What can we do to begin the process of correction and change which must occur if we ever hope to create an educational system which will “do the job” for our children? What should we do?
#1. I feel we must return control of the educational processes for primary and high school student development to local control. We must enact legislation which prohibits supervision, regulation, and attaching of “funding strings’ by state and federal agencies.
#2. All tenure protections should be eliminated.
#3. School funding, teacher pay and staff pay should be based on a fairly conceived and designed system of performance measurement. If a staff of administrators and/or educators are not capable of teaching our children, the system should identify their shortfall and enable their replacement. Competition should prevail between schools. Good schools should be rewarded and incompetent schools should be penalized and replaced.
#4. Schools should be no larger than 200 students. This will keep schools more closely tied to community involvement and bonding, enhance parental involvement, enable more students to participate in school activities (which I feel are an essential element of the process), and will strengthen the level of individualized attention the teachers and administrators are able to give each student.
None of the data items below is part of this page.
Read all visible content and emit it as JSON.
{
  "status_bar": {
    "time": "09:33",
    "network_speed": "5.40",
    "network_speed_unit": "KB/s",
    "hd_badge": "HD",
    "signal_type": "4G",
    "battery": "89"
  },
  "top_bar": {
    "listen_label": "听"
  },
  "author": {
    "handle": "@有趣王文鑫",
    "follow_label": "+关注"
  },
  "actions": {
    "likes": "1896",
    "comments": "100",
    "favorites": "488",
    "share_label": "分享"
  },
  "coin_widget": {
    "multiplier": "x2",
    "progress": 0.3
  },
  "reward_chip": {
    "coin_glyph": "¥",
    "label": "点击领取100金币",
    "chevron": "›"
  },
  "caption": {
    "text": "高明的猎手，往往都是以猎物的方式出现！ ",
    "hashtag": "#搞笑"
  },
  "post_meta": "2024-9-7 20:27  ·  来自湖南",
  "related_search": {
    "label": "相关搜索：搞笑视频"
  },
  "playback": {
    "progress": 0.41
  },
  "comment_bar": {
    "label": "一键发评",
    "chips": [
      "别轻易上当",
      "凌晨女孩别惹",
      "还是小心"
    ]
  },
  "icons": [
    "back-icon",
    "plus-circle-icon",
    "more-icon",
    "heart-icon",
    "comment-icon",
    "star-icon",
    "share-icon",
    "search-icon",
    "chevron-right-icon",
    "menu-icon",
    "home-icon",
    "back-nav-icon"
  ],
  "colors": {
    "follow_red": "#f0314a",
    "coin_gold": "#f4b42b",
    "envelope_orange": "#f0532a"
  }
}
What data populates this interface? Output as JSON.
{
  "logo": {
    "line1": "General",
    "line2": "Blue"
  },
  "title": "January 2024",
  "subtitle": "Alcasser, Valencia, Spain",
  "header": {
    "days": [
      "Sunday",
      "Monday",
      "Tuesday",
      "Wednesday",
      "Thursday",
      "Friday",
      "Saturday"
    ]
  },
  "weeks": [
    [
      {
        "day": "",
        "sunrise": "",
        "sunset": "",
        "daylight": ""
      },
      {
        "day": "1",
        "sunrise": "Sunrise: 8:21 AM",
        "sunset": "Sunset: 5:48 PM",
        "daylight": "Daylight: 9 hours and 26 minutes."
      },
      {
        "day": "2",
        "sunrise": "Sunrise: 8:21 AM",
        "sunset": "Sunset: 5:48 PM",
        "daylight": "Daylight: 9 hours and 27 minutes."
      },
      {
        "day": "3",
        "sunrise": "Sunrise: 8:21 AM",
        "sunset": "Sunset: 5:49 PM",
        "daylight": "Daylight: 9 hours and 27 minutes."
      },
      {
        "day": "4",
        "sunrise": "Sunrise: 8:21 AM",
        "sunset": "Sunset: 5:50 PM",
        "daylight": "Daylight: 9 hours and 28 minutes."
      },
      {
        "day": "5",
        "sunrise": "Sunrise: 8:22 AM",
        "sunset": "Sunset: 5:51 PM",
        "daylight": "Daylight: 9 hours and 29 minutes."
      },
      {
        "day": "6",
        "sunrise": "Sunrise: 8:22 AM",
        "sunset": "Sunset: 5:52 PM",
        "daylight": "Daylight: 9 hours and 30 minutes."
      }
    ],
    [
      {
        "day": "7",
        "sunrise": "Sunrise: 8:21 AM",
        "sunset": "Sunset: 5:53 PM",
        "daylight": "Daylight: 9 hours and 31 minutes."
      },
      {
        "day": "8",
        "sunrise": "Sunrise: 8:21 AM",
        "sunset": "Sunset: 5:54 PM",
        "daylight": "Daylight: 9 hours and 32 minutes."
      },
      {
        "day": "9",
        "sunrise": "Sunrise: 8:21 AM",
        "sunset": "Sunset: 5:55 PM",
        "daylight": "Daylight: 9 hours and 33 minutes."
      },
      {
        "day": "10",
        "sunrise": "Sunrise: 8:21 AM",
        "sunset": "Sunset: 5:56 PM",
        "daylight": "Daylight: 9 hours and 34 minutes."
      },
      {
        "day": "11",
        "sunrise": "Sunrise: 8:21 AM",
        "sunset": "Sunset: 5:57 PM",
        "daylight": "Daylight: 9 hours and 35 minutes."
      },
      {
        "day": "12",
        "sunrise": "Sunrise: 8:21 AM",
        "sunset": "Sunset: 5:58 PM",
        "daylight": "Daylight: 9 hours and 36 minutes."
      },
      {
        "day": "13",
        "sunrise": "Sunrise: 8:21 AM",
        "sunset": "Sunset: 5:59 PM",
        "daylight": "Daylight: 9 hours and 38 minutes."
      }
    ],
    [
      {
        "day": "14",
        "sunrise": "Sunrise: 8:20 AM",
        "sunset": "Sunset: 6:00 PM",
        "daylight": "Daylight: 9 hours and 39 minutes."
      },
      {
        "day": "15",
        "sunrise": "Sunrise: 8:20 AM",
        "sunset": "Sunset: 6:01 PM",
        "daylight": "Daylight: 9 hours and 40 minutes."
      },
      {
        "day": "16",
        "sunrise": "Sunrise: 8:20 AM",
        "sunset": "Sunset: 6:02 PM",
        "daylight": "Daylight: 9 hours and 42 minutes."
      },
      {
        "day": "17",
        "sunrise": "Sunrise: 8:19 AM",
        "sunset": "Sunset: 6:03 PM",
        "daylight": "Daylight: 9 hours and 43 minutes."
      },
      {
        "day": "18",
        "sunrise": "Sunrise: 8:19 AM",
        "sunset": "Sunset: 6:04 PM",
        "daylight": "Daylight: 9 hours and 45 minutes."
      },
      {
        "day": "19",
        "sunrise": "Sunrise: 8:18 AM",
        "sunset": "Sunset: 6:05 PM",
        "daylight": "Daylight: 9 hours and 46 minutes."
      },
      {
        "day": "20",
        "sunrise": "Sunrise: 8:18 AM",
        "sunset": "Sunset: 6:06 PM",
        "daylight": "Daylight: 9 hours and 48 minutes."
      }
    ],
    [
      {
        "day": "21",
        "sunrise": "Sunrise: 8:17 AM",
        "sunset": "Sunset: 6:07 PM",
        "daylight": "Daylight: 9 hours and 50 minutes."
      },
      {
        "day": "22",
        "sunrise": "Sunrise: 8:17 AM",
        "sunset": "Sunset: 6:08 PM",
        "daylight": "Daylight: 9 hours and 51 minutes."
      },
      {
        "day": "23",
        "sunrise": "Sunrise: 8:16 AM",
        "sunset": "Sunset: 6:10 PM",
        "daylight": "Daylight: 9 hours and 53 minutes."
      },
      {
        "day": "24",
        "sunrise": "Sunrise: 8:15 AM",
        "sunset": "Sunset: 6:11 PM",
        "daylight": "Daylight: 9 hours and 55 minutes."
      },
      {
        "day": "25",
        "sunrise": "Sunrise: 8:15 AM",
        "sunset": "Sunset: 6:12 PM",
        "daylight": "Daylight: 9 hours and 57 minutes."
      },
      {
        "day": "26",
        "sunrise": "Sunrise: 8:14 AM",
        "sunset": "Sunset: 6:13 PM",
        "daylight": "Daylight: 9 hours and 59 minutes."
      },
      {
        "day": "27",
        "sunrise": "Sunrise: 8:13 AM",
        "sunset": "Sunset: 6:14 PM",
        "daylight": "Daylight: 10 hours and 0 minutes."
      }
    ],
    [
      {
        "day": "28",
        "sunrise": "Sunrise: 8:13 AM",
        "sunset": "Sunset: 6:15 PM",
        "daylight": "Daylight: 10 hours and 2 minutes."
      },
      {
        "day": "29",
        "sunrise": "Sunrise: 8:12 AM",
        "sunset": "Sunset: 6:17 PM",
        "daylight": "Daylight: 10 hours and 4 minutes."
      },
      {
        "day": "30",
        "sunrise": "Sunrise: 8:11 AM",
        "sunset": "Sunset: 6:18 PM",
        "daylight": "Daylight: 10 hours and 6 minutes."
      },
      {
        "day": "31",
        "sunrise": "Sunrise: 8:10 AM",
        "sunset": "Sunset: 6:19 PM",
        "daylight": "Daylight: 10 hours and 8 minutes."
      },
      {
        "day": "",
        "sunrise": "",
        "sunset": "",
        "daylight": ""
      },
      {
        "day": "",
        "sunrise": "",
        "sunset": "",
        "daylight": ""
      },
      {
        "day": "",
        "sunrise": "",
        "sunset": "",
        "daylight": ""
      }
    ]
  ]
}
I realize this will increase costs of facilities and services, but why create huge, impersonal schools which produce an uninvolved, uninspired student.
If we can regain control of our local schools….we will be “Getting It Right”. Choose your elected officials carefully.
Rudiments: Odds and Ends Worth Mentioning-
● (Say Something Nice) I am very pleased with the decisions made by the County Commissioners and many City Commissions in regards to taxes this year. They voted to keep the millage rate we had last year, which when applied in many instances to a reduced property valuation will give the overburdened property owners a small iota of tax relief. Only the School Board raised their millage, and that was due to those “strings” attached to funding measures as described in this week’s column.
● Kindel Lanes will be sold on the court house steps on Thursday…a sad state of affairs. We can all walk down our new million dollar stimulus sidewalk and think about how it came to pass as we stroll along. This is an example of the recession impacting our community.
● Football season will be beginning very shortly. That should divert our attention from our national misery.
Note: The opinions stated in this column are solely those of the author and do not necessarily represent those of Hatcher Publications.